Spiral technology has expanded the usefulness of computed tomography (CT) in the evaluation of pediatric diseases. Even though spiral CT requires shorter total scanning times, image degradation by patient motion is still a problem in very young patients, and oral and intravenous sedatives are administered to minimize this problem. Optimal parenchymal enhancement depends on the amount and injection rate of contrast material and the timing of the onset of scanning. All these are more variable in studies of children than in adults, with the latter being the most complicated.

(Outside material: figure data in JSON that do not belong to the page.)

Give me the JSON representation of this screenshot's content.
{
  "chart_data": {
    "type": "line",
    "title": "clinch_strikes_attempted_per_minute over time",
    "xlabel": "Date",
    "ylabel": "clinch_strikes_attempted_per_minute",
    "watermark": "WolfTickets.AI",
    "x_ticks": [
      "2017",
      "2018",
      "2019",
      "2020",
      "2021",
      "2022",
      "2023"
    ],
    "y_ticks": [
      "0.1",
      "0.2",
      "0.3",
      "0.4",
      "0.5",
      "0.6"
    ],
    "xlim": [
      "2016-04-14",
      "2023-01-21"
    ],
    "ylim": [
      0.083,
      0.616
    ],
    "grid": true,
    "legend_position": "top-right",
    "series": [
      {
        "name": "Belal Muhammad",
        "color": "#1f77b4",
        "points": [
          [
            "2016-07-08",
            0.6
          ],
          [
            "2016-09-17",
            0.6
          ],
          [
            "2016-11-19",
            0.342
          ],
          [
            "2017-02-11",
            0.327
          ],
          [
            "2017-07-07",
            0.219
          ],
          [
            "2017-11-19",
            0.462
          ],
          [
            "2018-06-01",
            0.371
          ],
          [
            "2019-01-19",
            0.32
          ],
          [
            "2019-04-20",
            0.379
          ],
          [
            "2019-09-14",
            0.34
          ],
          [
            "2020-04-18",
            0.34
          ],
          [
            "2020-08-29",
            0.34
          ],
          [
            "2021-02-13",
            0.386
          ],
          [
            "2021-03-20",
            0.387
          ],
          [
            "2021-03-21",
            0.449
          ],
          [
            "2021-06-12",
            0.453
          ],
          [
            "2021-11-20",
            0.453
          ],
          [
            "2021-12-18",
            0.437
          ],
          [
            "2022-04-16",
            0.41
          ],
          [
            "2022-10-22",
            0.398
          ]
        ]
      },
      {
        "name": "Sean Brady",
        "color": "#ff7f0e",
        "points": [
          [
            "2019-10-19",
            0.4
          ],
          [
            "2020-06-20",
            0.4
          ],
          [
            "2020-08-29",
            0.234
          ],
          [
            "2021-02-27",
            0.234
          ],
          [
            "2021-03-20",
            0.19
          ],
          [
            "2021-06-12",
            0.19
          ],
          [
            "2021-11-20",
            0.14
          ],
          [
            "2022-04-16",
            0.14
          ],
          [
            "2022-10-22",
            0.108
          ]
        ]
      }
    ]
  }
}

Spiral CT of the pediatric chest is most useful for evaluating anastomotic dehiscence and stenosis in lung transplant recipients, pulmonary nodules in children with malignant disease likely to disseminate to the lung, and great vessel anomalies; for staging pulmonary tumors; and for dynamic imaging to identify various diseases that cause pulmonary dysfunction. Important applications of spiral CT of the pediatric abdomen and pelvis include evaluating the liver for acquired vascular abnormalities and vascular tumors, staging and preoperative assessment of renal tumors, and evaluating inflammatory pelvic lesions.